Passage 1
The proliferation of information accessible from computers and mobile phones open new worlds and opportunity to young and old alike. But the vast information and the expectation that we can now tackle tough questions and find solutions with just a few clicks or taps also a troubling trend for business.
The Pew Internet and American Life Project issued a report analyzing how teens approach research and academic work in a digital world. The surveys’ respondents agreed almost unanimously that the internet provides students’ limitless access to information, 77% of teachers Pew interviewed believed that digital technologies had a “mostly positive” impact on how their students conducted research.
Yet almost the same ratio of teachers agreed with the suggestion that internet search engines condition students to assume that information is always quickly and easily available. Google and Wikipedia have become the authoritative resources of choice; only 16% of teachers in the Pew survey believed their student would seek the assistance of a librarian. Overall the survey’ s 50 questions reveal a trend that is hardly surprising: students today are far more media and technologically- savvy than ever before, but in some ways are less literate and more distracted than those of prior generations.
Meanwhile, Common Sense Media of San Francisco released a similar study on how the digital age has affected students’ ability to learn. According to 71% of the teachers surveyed, the wide availability of media— including TV shows, video games, texting and social media —has had a significantly negative impact on students’ attention spans.
By a wide margin, teachers also agree that students’ consumption of today’ s digital media has harmed their ability to communicate face-to-face and caused their writing skills to suffer. Almost half of the teachers also believe the quality of their students’ homework has declined due to their reliance on new media.
Both studies raise a prickly question: is anyone responsible for changing how students learn and solve problem? Or is it up to students to adjust and modify how they learn in order to meet the needs of today’ s business?
Business certainly should take an active role in their countries’ education systems to ensure that their future employees can compete in a more digital, round-the-clock and globalised world. And just as how these new technologies have blurred the lines between home and work due to the ability to check email and update Twitter feeds at a moment’ s notice, students are already living within the fuzzy boundaries between the classroom, their home and social lives.
Are students really “struggling?” The more accurate term would be “coping” . The world in which many children and teens live today is an exponentially larger and more complicated one than just 20 years ago.
Therefore, insisting that students adjust their habits to fit the norms of classrooms better suited for a 19th century style of learning is akin to shoving toothpaste back in the tube. The technologies that surround us will only become quicker, more invasive and demand that workers become even more productive.
To that end, Cathy Davidson, a professor of humanities at Duke University, North Carolina, and co-funder of the charity HASTAC, rightly places the onus on teachers.

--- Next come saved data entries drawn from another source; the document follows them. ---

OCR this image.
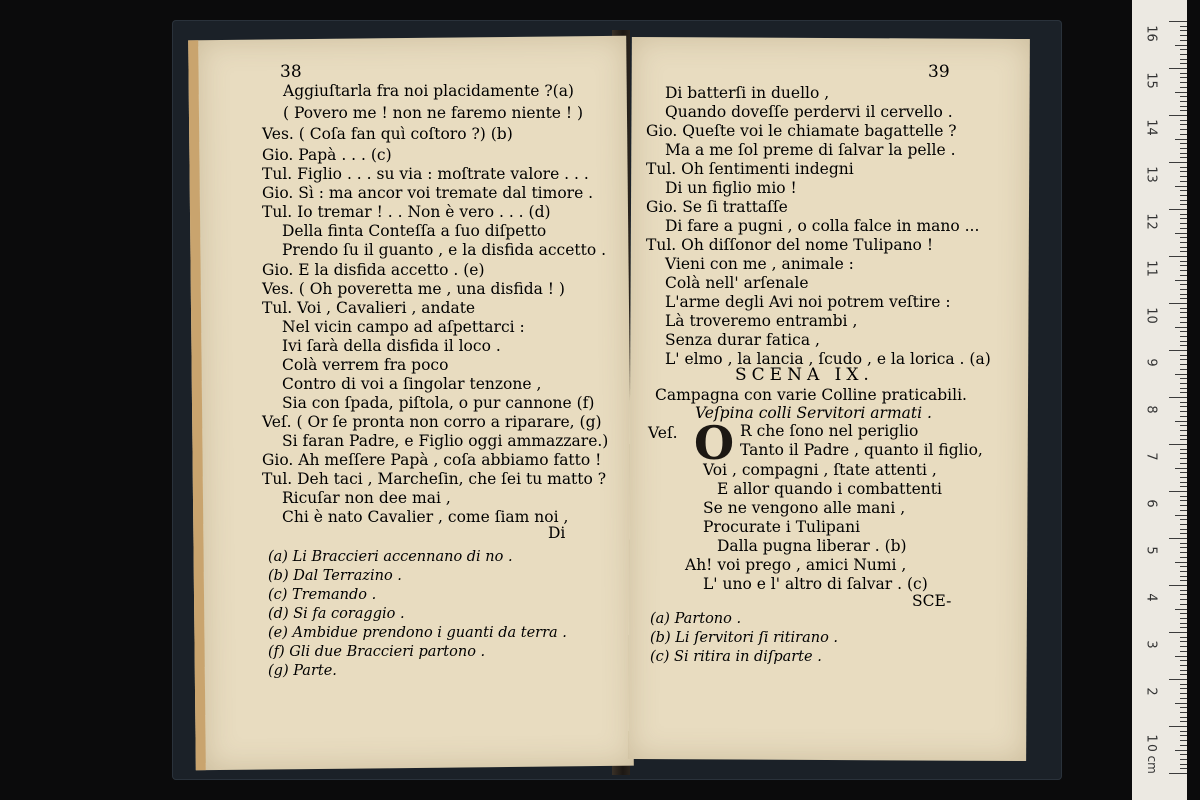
38
Aggiuſtarla fra noi placidamente ?(a)
( Povero me ! non ne faremo niente ! )
Ves. ( Coſa fan quì coſtoro ?) (b)
Gio. Papà . . . (c)
Tul. Figlio . . . su via : moſtrate valore . . .
Gio. Sì : ma ancor voi tremate dal timore .
Tul. Io tremar ! . . Non è vero . . . (d)
Della finta Conteſſa a ſuo diſpetto
Prendo ſu il guanto , e la disfida accetto .
Gio. E la disfida accetto . (e)
Ves. ( Oh poveretta me , una disfida ! )
Tul. Voi , Cavalieri , andate
Nel vicin campo ad aſpettarci :
Ivi ſarà della disfida il loco .
Colà verrem fra poco
Contro di voi a ſingolar tenzone ,
Sia con ſpada, piſtola, o pur cannone (f)
Veſ. ( Or ſe pronta non corro a riparare, (g)
Si faran Padre, e Figlio oggi ammazzare.)
Gio. Ah meſſere Papà , coſa abbiamo fatto !
Tul. Deh taci , Marcheſin, che ſei tu matto ?
Ricuſar non dee mai ,
Chi è nato Cavalier , come ſiam noi ,
Di
(a) Li Braccieri accennano di no .
(b) Dal Terrazino .
(c) Tremando .
(d) Si fa coraggio .
(e) Ambidue prendono i guanti da terra .
(f) Gli due Braccieri partono .
(g) Parte.
39
Di batterſi in duello ,
Quando doveſſe perdervi il cervello .
Gio. Queſte voi le chiamate bagattelle ?
Ma a me ſol preme di ſalvar la pelle .
Tul. Oh ſentimenti indegni
Di un figlio mio !
Gio. Se ſi trattaſſe
Di fare a pugni , o colla falce in mano ...
Tul. Oh diſſonor del nome Tulipano !
Vieni con me , animale :
Colà nell' arſenale
L'arme degli Avi noi potrem veſtire :
Là troveremo entrambi ,
Senza durar fatica ,
L' elmo , la lancia , ſcudo , e la lorica . (a)
SCENA IX.
Campagna con varie Colline praticabili.
Veſpina colli Servitori armati .
Veſ. O R che ſono nel periglio
Tanto il Padre , quanto il figlio,
Voi , compagni , ſtate attenti ,
E allor quando i combattenti
Se ne vengono alle mani ,
Procurate i Tulipani
Dalla pugna liberar . (b)
Ah! voi prego , amici Numi ,
L' uno e l' altro di ſalvar . (c)
SCE-
(a) Partono .
(b) Li ſervitori ſi ritirano .
(c) Si ritira in diſparte .
16
15
14
13
12
11
10
9
8
7
6
5
4
3
2
1
0 cm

It is the job of teachers to assist students to “learn how to be successful adults in their future” , she wrote in a recent article on HASTAC’ s blog. “It is not our job to preserve for them some nostalgic vision of the future that is clearly past. ”
Just as the office has long since eliminated carbon paper, typewrites and clunky desktop computers, schools have to move forward and find a way to educate children in today’ s environment—minus the calculator, protractor and other leaning tools of days long gone.
Nevertheless, business must have a role in an era where schools are beset by budget cuts and deteriorating infrastructure. Teachers and administrators, therefore, must welcome them in the classroom and together find ways to groom a labor force that will face new challenges in the coming decades. Education theory will never go away, yet therefore must evolve; business can be an active partner by articulating its needs and providing the resources so that teachers can succeed. Our kids, and economy, both depend on such cooperation.